Extrapolation: If trained with context 4k, can handle 8k by extrapolating the base frequency. Quality degrades but much more graceful than sinusoidal.
Memory efficient: No embedding table. Rotations are applied on-the-fly.
Relative position implicit: Attention dot product naturally encodes (m - n).
Simplest idea: Don't embed position. Instead, bias attention scores by the distance between tokens.
Compute attention normally: scores = (Q·K^T) / √d. But before softmax, add a linear bias penalty:
scores[i, j] ← scores[i, j] - α|i - j|
The penalty α is a constant (e.g., 1/16 for LLaMA). Tokens far apart get reduced attention. No position vectors needed.
Advantages:
ALiBi is excellent for long-context models. It's the standard in BLOOM, PaLM 2, and others. Empirically, ALiBi generalises better than sinusoidal/learned for extrapolation but slightly worse than RoPE in some benchmarks.
The problem: a model trained on 4k tokens can't handle 8k without position information going out-of-distribution. How do we extend?
For RoPE, the base frequency θ_0 controls the maximum context. Scaling it up allows longer sequences. But training stability is critical.
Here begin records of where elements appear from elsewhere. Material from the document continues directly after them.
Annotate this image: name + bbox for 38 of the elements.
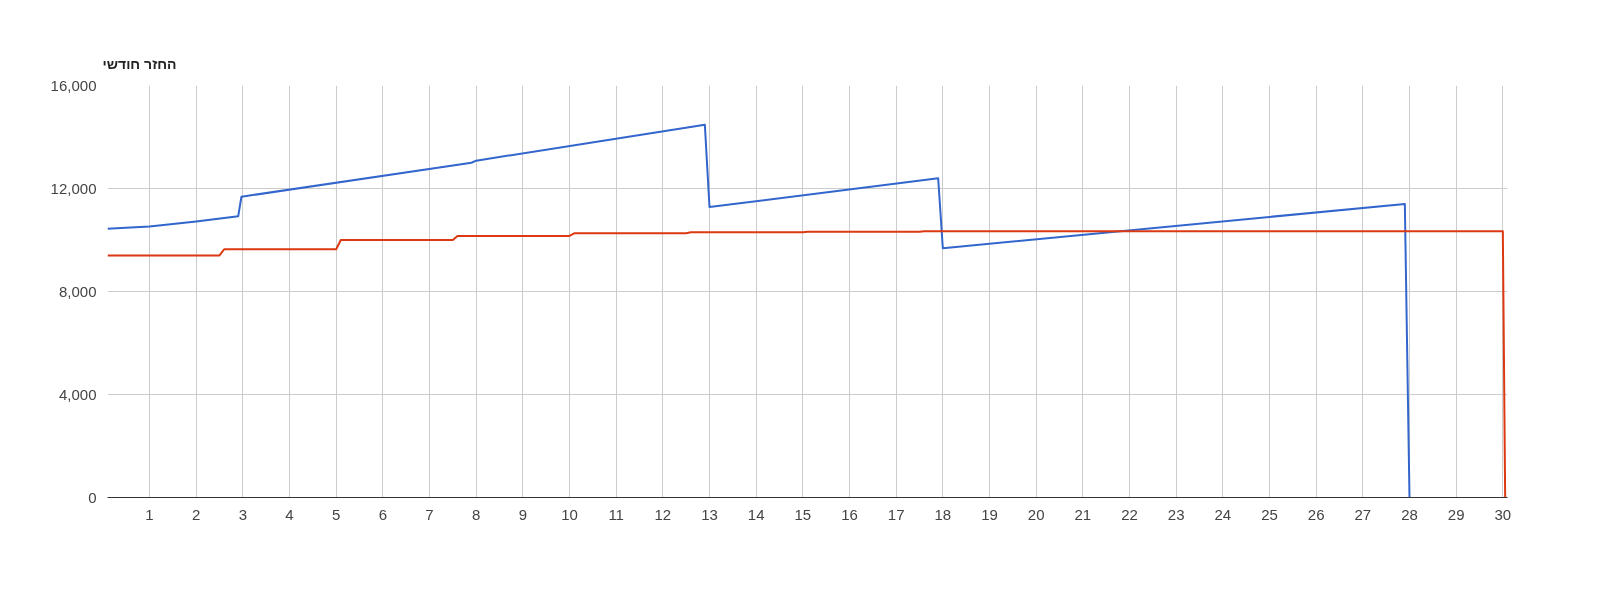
x-tick-label: 28 xyxy=(1401,505,1418,523)
y-tick-label: 12,000 xyxy=(50,179,97,197)
y-tick-label: 0 xyxy=(88,488,97,506)
x-tick-label: 21 xyxy=(1074,505,1092,523)
line-series xyxy=(107,123,1411,498)
y-tick-label: 8,000 xyxy=(58,282,97,300)
x-tick-label: 14 xyxy=(747,505,765,523)
x-tick-label: 2 xyxy=(192,505,201,523)
x-tick-label: 15 xyxy=(794,505,812,523)
x-tick-label: 16 xyxy=(841,505,858,523)
x-tick-label: 30 xyxy=(1494,505,1512,523)
x-tick-label: 22 xyxy=(1121,505,1138,523)
x-tick-label: 7 xyxy=(425,505,434,523)
line-series xyxy=(107,230,1507,498)
x-tick-label: 10 xyxy=(561,505,578,523)
x-tick-label: 24 xyxy=(1214,505,1232,523)
x-tick-label: 1 xyxy=(145,505,154,523)
x-tick-label: 17 xyxy=(887,505,905,523)
x-tick-label: 26 xyxy=(1307,505,1325,523)
x-tick-label: 5 xyxy=(332,505,341,523)
x-tick-label: 6 xyxy=(378,505,388,523)
x-tick-label: 11 xyxy=(608,505,624,523)
x-tick-label: 19 xyxy=(981,505,998,523)
x-tick-label: 3 xyxy=(238,505,248,523)
chart-title: החזר חודשי xyxy=(102,55,177,72)
x-tick-label: 25 xyxy=(1261,505,1278,523)
x-tick-label: 27 xyxy=(1354,505,1372,523)
x-tick-label: 12 xyxy=(654,505,672,523)
x-tick-label: 9 xyxy=(518,505,528,523)
y-tick-label: 16,000 xyxy=(50,76,97,94)
x-tick-label: 20 xyxy=(1027,505,1045,523)
x-tick-label: 29 xyxy=(1447,505,1465,523)
x-tick-label: 23 xyxy=(1167,505,1185,523)
y-tick-label: 4,000 xyxy=(58,385,97,403)
x-tick-label: 4 xyxy=(285,505,294,523)
x-tick-label: 18 xyxy=(934,505,952,523)
x-tick-label: 13 xyxy=(701,505,718,523)
x-tick-label: 8 xyxy=(472,505,481,523)
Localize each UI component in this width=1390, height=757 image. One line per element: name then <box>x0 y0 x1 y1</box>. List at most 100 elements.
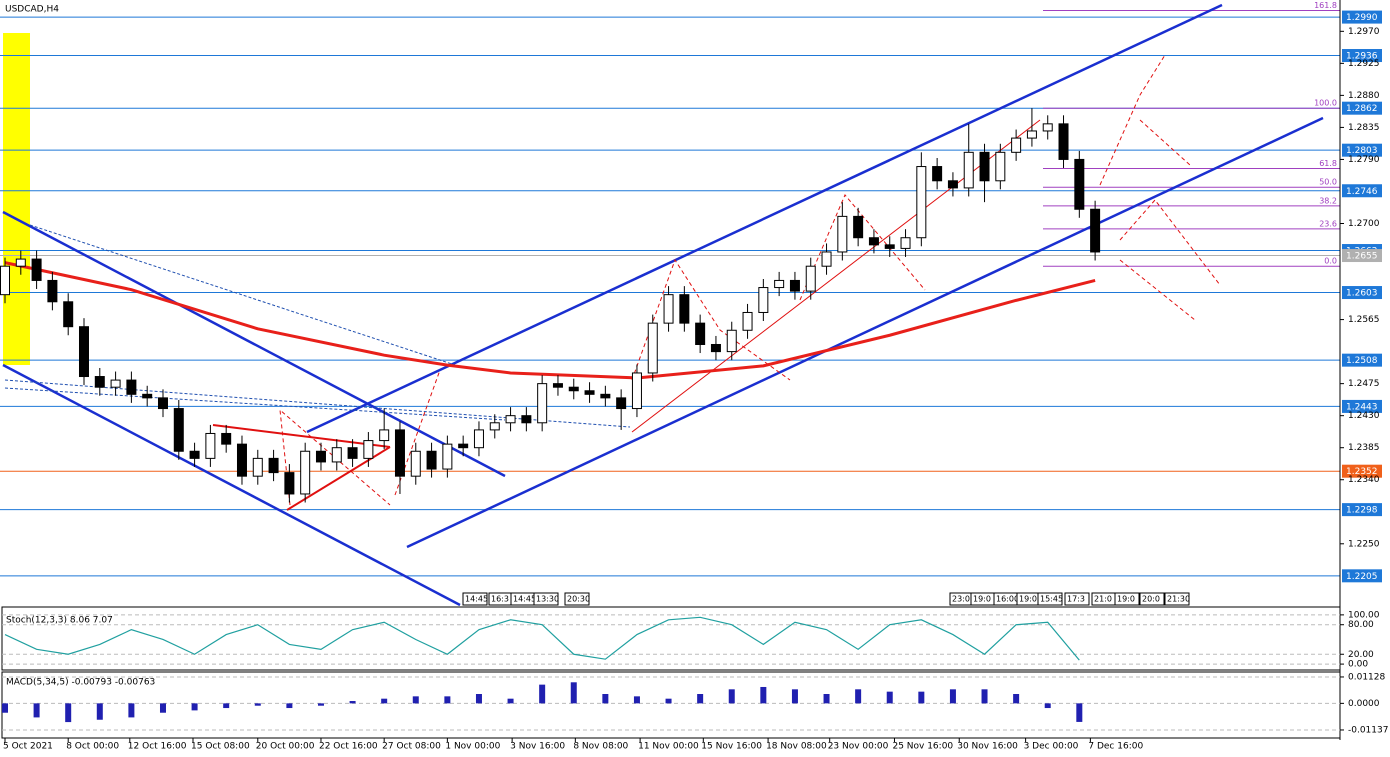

YaRN (Yet Another RoPE extension): Dynamically scale the base frequency based on context length. If training context was 4k and we need 8k, scale θ_0 by a factor β ≈ √2.
Formula: θ' = θ · scale, where scale depends on desired context vs training context.
Why it works: Rotations are still meaningful but compressed into the original position range. The model's attention patterns (learned on 4k) can extrapolate.
Extends further by selectively scaling different dimensions. Low frequencies (long-range) are scaled more aggressively, high frequencies (local) less. Fine-tuning on a sample of long sequences refines the scaling.
| Method | Base → Target | Perplexity Degradation | Fine-tuning Required |
|---|---|---|---|
| No extension | 4k → 8k | 2–5% (severe) | Not helpful |
| NTK scaling | 4k → 8k | 0.5–1% | No (but improves) |
| YaRN | 4k → 32k | < 0.5% | Optional |
| LongRoPE | 4k → 128k | < 0.3% | Recommended |
Practical recommendation: For 2–4× extension, NTK scaling works. For 8–32× extension, use YaRN + fine-tuning. For 32×+ extension, use LongRoPE.